Although it’s still early in development and only offers two small models (Llama 2 13B and Mistral 7B), NVIDIA’s Chat with RTX makes the list as it’s one of the easiest ways to utilize retrieval augmented generation, or RAG. RAG allows the LLM to reference documents for more accurate outputs based on the contents of those documents. RAG techniques can also help prevent “hallucinations”, where an LLM makes up information in an attempt to fulfill the user’s request. Instead of generating potentially false information, if the LLM doesn’t find the relevant information, it can advise the user that the requested information is not within its provided context.

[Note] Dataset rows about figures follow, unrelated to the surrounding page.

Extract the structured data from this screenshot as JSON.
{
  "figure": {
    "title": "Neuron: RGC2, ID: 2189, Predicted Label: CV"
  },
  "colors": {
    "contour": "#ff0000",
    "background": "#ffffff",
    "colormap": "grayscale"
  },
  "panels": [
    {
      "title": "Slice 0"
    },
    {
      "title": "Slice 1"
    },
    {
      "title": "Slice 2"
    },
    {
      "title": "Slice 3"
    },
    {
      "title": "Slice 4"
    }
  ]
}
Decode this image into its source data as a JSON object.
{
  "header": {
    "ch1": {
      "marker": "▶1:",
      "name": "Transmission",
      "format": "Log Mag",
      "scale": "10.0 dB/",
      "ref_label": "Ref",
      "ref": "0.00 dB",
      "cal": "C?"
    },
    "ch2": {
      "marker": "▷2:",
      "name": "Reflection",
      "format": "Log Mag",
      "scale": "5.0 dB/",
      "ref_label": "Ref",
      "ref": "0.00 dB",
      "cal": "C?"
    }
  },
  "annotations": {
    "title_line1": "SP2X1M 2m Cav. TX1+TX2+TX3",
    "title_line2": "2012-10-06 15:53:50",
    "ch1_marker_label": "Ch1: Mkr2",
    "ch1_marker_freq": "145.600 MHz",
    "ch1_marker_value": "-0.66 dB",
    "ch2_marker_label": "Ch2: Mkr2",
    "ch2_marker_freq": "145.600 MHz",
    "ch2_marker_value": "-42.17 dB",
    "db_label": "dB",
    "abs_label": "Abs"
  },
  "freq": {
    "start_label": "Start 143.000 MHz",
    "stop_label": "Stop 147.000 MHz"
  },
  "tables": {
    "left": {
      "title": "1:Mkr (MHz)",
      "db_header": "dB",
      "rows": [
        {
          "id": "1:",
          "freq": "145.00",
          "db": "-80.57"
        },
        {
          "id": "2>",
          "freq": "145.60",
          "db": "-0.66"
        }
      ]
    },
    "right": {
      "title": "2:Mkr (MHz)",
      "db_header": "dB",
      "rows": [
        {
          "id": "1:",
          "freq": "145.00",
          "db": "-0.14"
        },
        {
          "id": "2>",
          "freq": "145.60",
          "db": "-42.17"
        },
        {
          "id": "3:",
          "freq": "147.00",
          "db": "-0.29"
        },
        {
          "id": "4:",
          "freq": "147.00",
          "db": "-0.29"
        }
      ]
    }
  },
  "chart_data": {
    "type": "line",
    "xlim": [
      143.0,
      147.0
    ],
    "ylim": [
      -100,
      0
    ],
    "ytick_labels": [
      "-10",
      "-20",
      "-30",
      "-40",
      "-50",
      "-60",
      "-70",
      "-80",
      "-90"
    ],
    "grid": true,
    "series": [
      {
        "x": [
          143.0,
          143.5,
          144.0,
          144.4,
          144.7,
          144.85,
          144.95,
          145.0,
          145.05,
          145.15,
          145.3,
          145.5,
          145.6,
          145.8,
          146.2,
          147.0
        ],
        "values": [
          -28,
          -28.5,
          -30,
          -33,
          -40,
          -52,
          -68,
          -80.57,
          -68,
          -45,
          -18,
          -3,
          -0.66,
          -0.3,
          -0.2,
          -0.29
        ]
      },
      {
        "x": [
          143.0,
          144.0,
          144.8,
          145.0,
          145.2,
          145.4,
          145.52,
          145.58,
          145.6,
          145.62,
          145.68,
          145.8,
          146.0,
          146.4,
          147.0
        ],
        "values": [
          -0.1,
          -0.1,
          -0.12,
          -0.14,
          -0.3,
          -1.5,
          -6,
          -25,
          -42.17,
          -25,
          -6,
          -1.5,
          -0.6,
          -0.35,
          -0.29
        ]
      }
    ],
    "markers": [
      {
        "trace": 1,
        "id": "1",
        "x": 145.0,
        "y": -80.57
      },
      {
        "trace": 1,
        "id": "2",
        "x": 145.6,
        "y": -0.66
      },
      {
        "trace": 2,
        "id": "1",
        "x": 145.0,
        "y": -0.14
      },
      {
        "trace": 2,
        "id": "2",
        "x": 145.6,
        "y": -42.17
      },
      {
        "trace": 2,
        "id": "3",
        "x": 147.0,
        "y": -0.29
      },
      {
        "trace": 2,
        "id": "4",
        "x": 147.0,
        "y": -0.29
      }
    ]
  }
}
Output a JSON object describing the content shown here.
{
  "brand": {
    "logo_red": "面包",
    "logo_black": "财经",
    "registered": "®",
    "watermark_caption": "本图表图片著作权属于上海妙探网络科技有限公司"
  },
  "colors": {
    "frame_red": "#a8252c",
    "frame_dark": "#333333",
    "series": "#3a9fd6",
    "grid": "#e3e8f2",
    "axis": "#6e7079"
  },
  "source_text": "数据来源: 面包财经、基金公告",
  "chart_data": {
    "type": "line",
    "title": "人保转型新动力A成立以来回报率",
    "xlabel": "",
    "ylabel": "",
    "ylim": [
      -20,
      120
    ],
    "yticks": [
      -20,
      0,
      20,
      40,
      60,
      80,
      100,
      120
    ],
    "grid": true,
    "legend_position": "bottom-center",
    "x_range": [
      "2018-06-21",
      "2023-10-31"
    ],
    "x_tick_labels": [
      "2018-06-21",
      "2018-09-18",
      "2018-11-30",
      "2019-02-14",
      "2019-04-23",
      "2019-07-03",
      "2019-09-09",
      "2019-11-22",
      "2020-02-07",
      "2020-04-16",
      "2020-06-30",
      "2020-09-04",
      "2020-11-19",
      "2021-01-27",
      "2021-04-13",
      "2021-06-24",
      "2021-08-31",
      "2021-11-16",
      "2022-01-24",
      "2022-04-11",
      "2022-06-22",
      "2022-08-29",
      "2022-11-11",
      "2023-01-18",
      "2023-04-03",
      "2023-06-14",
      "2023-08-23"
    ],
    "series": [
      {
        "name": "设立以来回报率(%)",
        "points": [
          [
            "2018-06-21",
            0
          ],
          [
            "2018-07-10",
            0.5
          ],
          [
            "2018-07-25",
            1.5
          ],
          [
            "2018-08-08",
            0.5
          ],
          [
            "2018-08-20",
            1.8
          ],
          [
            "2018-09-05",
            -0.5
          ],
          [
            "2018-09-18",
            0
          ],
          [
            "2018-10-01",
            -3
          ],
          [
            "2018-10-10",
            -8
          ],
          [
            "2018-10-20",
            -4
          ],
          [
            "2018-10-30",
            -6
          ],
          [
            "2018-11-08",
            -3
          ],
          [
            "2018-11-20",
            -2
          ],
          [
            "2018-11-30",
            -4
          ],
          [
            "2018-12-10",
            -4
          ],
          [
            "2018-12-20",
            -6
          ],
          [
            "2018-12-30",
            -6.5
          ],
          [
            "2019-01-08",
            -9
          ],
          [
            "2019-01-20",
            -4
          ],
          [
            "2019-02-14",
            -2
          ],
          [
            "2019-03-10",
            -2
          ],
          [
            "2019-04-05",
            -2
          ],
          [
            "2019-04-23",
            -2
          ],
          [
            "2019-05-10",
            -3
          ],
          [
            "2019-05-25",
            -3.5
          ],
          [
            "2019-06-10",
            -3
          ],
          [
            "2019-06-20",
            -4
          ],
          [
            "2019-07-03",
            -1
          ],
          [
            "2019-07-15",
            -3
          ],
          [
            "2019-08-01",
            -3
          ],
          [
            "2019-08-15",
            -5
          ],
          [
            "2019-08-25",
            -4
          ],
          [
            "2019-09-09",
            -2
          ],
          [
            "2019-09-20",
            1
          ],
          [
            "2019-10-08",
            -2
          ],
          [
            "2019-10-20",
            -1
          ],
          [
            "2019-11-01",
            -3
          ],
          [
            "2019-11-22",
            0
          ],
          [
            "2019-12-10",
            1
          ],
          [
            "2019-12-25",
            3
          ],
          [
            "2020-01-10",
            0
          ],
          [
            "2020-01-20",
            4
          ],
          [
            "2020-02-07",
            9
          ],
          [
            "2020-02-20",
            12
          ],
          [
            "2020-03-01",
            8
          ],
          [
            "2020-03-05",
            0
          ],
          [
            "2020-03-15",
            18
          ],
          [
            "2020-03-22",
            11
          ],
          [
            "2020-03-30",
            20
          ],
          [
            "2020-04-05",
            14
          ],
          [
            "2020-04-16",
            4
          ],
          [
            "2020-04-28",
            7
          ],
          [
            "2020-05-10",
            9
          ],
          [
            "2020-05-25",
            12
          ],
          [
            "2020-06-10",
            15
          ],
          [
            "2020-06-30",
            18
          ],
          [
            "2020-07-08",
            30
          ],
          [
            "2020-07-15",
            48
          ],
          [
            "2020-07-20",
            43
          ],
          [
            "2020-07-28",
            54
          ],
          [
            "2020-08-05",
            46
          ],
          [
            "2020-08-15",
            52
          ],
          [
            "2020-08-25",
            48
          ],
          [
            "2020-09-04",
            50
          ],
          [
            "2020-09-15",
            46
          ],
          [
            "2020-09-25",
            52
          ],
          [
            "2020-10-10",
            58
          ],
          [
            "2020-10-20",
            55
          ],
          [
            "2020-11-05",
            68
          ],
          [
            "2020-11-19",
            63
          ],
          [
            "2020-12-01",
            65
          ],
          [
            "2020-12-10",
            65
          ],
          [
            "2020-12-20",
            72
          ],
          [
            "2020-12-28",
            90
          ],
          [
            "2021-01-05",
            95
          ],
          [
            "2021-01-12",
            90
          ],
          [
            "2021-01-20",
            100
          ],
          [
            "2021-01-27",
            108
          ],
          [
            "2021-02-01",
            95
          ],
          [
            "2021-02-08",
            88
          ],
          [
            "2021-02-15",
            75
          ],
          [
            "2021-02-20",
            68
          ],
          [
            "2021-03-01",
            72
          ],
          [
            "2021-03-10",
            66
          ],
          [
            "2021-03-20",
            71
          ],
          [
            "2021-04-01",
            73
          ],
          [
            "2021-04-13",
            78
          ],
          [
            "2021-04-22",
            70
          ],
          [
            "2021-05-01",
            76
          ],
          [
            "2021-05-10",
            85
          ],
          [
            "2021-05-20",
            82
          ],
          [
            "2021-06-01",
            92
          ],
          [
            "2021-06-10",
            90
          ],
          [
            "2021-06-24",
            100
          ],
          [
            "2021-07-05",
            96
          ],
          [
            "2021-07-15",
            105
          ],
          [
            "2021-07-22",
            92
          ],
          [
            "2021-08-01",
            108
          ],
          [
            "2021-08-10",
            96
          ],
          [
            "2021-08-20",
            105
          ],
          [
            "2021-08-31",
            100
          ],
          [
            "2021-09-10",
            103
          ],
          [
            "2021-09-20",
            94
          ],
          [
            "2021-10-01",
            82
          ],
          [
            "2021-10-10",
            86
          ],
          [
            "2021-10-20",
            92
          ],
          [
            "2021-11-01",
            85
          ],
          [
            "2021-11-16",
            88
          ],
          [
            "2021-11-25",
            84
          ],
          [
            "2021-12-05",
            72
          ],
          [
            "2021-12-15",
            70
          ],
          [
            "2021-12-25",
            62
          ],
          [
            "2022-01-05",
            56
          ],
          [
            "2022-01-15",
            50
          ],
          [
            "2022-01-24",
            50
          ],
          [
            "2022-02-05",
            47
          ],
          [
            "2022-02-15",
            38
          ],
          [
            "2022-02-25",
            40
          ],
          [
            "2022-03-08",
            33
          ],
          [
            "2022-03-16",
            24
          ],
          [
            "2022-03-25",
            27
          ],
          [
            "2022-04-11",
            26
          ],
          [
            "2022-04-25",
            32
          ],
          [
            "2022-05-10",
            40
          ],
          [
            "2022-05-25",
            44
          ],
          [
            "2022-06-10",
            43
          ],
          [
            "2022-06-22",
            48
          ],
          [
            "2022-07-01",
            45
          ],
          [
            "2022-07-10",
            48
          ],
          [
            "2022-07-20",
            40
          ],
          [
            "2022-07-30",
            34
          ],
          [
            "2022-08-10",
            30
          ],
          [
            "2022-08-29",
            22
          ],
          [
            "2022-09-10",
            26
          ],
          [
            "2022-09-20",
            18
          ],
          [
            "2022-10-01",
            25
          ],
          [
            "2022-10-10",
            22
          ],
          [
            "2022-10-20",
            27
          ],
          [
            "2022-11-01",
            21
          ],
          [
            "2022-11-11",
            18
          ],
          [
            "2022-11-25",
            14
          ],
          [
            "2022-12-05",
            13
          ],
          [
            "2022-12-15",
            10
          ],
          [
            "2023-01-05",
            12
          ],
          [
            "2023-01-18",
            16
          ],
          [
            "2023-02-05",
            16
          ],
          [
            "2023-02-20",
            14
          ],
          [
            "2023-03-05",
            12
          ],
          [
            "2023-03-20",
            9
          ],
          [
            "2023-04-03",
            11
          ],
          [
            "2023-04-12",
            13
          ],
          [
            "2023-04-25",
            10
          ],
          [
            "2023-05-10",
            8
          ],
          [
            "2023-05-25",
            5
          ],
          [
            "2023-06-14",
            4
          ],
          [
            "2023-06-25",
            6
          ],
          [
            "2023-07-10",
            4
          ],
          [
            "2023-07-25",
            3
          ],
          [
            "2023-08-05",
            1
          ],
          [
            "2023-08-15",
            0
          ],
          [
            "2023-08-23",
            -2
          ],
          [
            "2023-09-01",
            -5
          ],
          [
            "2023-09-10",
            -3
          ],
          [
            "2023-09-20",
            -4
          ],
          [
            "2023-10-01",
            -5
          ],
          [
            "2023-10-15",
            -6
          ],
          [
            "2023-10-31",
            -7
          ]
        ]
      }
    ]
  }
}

Text Generation WebUI (oobabooga)

The stated goal of text-generation-webui is “to become the AUTOMATIC1111/stable-diffusion-webui of text generation,” and just like SD-WebUI, TG-WebUI is often referred to by the name of the repository’s owner, oobabooga. Although not quite as simple to set up as the other text generation options listed above, the included batch files make installation straightforward. One of the best features of TG-WebUI is the array of model backends included, which allows for either CPU inference or GPU inference across a variety of quantization methods. It can also be run as an OpenAPI-compatible server, allowing you to connect to it via LAN or WAN using an OpenAPI-compatible front-end.

Conclusion

I hope this post has introduced you to some new tools that encourage you to step into the world of locally run AI. This list is by no means comprehensive, especially due to the focus on easy-to-use and low-cost tools. One obvious omission from this list is the tools included in paid, close-source applications such as those found within Adobe and BlackMagic Design applications like Premiere Pro & DaVinci Resolve. However, I’m eager to dive into those options in a future post. If you have suggestions for tools that should be cataloged here, please let me know in the comments!